Vendredi 13? Même pas... (partie 2)
Ah si. Une
voiture. En sens inverse. Sur votre droite. Non que vous ayez traversé la Manche.
Vous avez au mieux parcouru trois cent mètres. Mais gauche et droite sont des
notions très floues un « jour blanc ». Le malheureux véhicule est
immobilisé, ou presque, il glissouille de ci, de là… Il est vrai que ce qui est
pente à 70% pour vous est côte pour lui… Pas besoin d’être Nostradamus pour prédire
qu’il n’y arrivera pas : glisser vers le bas est périlleux, glisser vers
le haut… Vous pourriez vous arrêter, proposer votre aide… L’idée traverse votre
cervelle gelée… Mais la matinée n’est visiblement pas propice aux bonnes idées,
et comme vous n’avez pas été piqué dernièrement par une araignée mutante qui
vous aurait donné une force herculéenne, vous ne pouvez que fort peu pour votre
semblable et vous contentez de croiser les doigts pour ne pas le percuter en le
dépassant.
10h05 Pas
de Martine joue aux auto-tamponneuses
non plus… Vous vous sentiriez vernie… Si vos yeux plissés servaient à autre
chose qu’à accentuer votre ressemblance avec Kim Jong-un, selon les dires
fantasques de Choupinet, comparaison farfelue que vous approfondirez si vous
survivez à cette immensité immaculée. Un virage à gauche. Un virage à droite.
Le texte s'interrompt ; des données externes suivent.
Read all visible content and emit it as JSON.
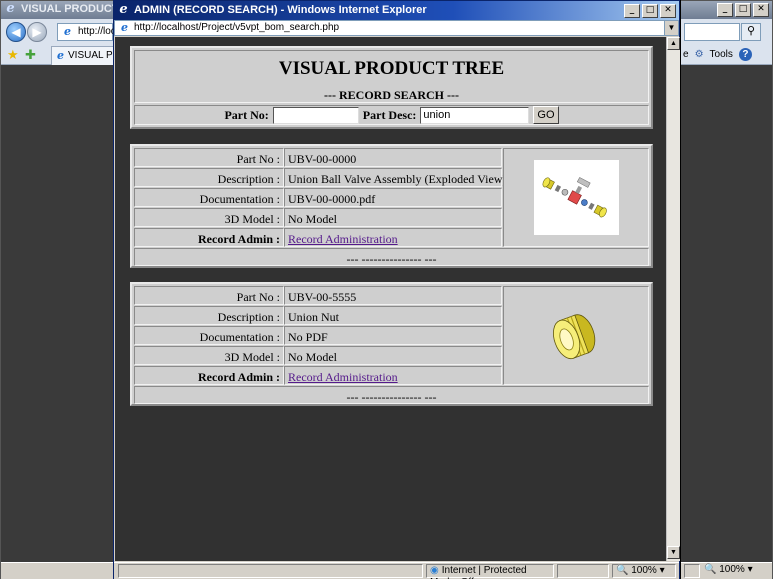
{
  "bg_window": {
    "title": "VISUAL PRODUCT TR",
    "url": "http://loc",
    "tab_label": "VISUAL PROD",
    "tools_prefix": "e",
    "tools_label": "Tools",
    "help_label": "?",
    "status_zoom": "100%"
  },
  "window": {
    "title": "ADMIN (RECORD SEARCH) - Windows Internet Explorer",
    "url": "http://localhost/Project/v5vpt_bom_search.php",
    "status_zone": "Internet | Protected Mode: Off",
    "status_zoom": "100%"
  },
  "header": {
    "title": "VISUAL PRODUCT TREE",
    "subtitle": "--- RECORD SEARCH ---"
  },
  "search": {
    "part_no_label": "Part No:",
    "part_no_value": "",
    "part_desc_label": "Part Desc:",
    "part_desc_value": "union",
    "go_label": "GO"
  },
  "labels": {
    "part_no": "Part No :",
    "description": "Description :",
    "documentation": "Documentation :",
    "model_3d": "3D Model :",
    "record_admin": "Record Admin :"
  },
  "records": [
    {
      "part_no": "UBV-00-0000",
      "description": "Union Ball Valve Assembly (Exploded View)",
      "documentation": "UBV-00-0000.pdf",
      "model_3d": "No Model",
      "record_admin": "Record Administration",
      "footer": "--- --------------- ---"
    },
    {
      "part_no": "UBV-00-5555",
      "description": "Union Nut",
      "documentation": "No PDF",
      "model_3d": "No Model",
      "record_admin": "Record Administration",
      "footer": "--- --------------- ---"
    }
  ]
}
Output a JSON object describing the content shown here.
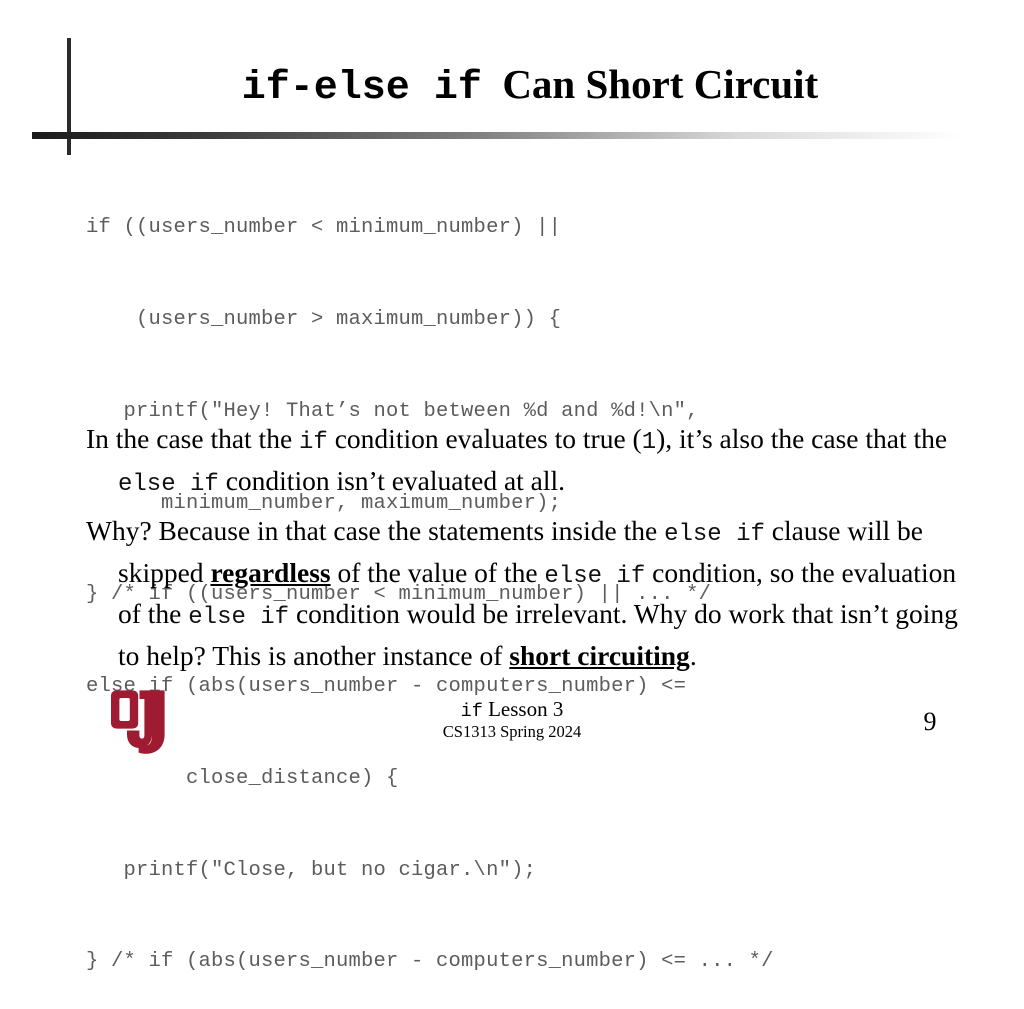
{
  "slide": {
    "title": {
      "mono_part": "if-else if",
      "serif_part": "Can Short Circuit"
    },
    "code_lines": [
      "if ((users_number < minimum_number) ||",
      "    (users_number > maximum_number)) {",
      "   printf(\"Hey! That’s not between %d and %d!\\n\",",
      "      minimum_number, maximum_number);",
      "} /* if ((users_number < minimum_number) || ... */",
      "else if (abs(users_number - computers_number) <=",
      "        close_distance) {",
      "   printf(\"Close, but no cigar.\\n\");",
      "} /* if (abs(users_number - computers_number) <= ... */"
    ],
    "paragraph1": {
      "t1": "In the case that the ",
      "code1": "if",
      "t2": " condition evaluates to true (",
      "code2": "1",
      "t3": "), it’s also the case that the ",
      "code3": "else if",
      "t4": " condition isn’t evaluated at all."
    },
    "paragraph2": {
      "t1": "Why? Because in that case the statements inside the ",
      "code1": "else if",
      "t2": " clause will be skipped ",
      "emph1": "regardless",
      "t3": " of the value of the ",
      "code2": "else if",
      "t4": " condition, so the evaluation of the ",
      "code3": "else if",
      "t5": " condition would be irrelevant. Why do work that isn’t going to help? This is another instance of ",
      "emph2": "short circuiting",
      "t6": "."
    },
    "footer": {
      "line1_mono": "if",
      "line1_serif": " Lesson 3",
      "line2": "CS1313 Spring 2024",
      "page_number": "9"
    },
    "colors": {
      "logo_crimson": "#9E1B32",
      "code_gray": "#5C5C5C",
      "rule_dark": "#1A1A1A"
    },
    "logo": {
      "name": "ou-logo",
      "letters": "OU"
    }
  }
}
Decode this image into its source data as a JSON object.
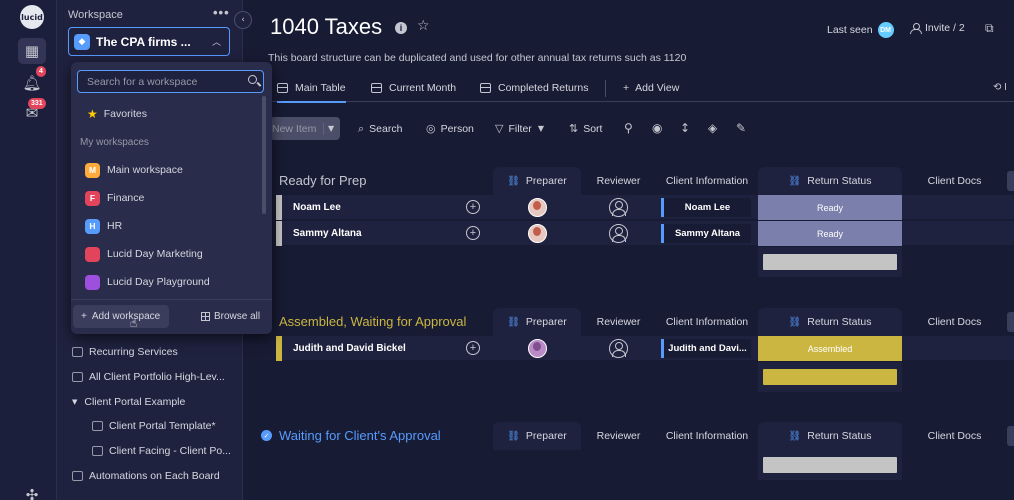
{
  "rail": {
    "logo": "lucid",
    "notifications_badge": "4",
    "inbox_badge": "331"
  },
  "workspace_panel": {
    "label": "Workspace",
    "selected_workspace": "The CPA firms ...",
    "items": [
      {
        "label": "Recurring Services"
      },
      {
        "label": "All Client Portfolio High-Lev..."
      },
      {
        "label": "Client Portal Example"
      },
      {
        "label": "Client Portal Template*"
      },
      {
        "label": "Client Facing - Client Po..."
      },
      {
        "label": "Automations on Each Board"
      }
    ]
  },
  "dropdown": {
    "search_placeholder": "Search for a workspace",
    "favorites": "Favorites",
    "section_label": "My workspaces",
    "workspaces": [
      {
        "initial": "M",
        "label": "Main workspace",
        "color": "#fdab3d"
      },
      {
        "initial": "F",
        "label": "Finance",
        "color": "#e2445c"
      },
      {
        "initial": "H",
        "label": "HR",
        "color": "#579bfc"
      },
      {
        "initial": "",
        "label": "Lucid Day Marketing",
        "color": "#e2445c"
      },
      {
        "initial": "",
        "label": "Lucid Day Playground",
        "color": "#9d50dd"
      }
    ],
    "add_workspace": "Add workspace",
    "browse_all": "Browse all"
  },
  "board": {
    "title": "1040 Taxes",
    "description": "This board structure can be duplicated and used for other annual tax returns such as 1120",
    "last_seen": "Last seen",
    "last_seen_avatar": "DM",
    "invite": "Invite / 2"
  },
  "tabs": [
    {
      "label": "Main Table"
    },
    {
      "label": "Current Month"
    },
    {
      "label": "Completed Returns"
    },
    {
      "label": "Add View"
    }
  ],
  "toolbar": {
    "new_item": "New Item",
    "search": "Search",
    "person": "Person",
    "filter": "Filter",
    "sort": "Sort"
  },
  "columns": {
    "preparer": "Preparer",
    "reviewer": "Reviewer",
    "client_information": "Client Information",
    "return_status": "Return Status",
    "client_docs": "Client Docs"
  },
  "groups": [
    {
      "title": "Ready for Prep",
      "color": "#c4c4c4",
      "rows": [
        {
          "name": "Noam Lee",
          "client_info": "Noam Lee",
          "status": "Ready",
          "status_color": "#7b7fab"
        },
        {
          "name": "Sammy Altana",
          "client_info": "Sammy Altana",
          "status": "Ready",
          "status_color": "#7b7fab"
        }
      ]
    },
    {
      "title": "Assembled, Waiting for Approval",
      "color": "#cab641",
      "rows": [
        {
          "name": "Judith and David Bickel",
          "client_info": "Judith and Davi...",
          "status": "Assembled",
          "status_color": "#cab641"
        }
      ]
    },
    {
      "title": "Waiting for Client's Approval",
      "color": "#579bfc",
      "rows": []
    }
  ]
}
Un cédez-le-passage. Non, vous ne les voyez pas. Vous savez qu’ils sont là car
hier encore quand le bitume roulait tranquillement sa vie de bitume, ils
étaient là. Virage à gauche, cinq cent mètres, puis à droite…
10h 40 Vous
appelez la voisine et lui donnez ce conseil que vous auriez dû suivre :
reste chez toi ! C’est un jour à accoucher de deux esquimaux gravement
prématurés ! Laisse Léa et Charlotte revenir à pied de l’école, elles se
perdront dans cette abominable neige, à toi la liberté ! Va les chercher
en luge si vraiment tu y tiens, mais ne touche pas à ta voiture !!!
Vous
raccrochez avant de glisser dans une boîte aux lettres dont le pied est enfoui
dans la neige.
11h. Vous
êtes au bout de la pente, du rouleau et de l’espoir. Il faut monter maintenant.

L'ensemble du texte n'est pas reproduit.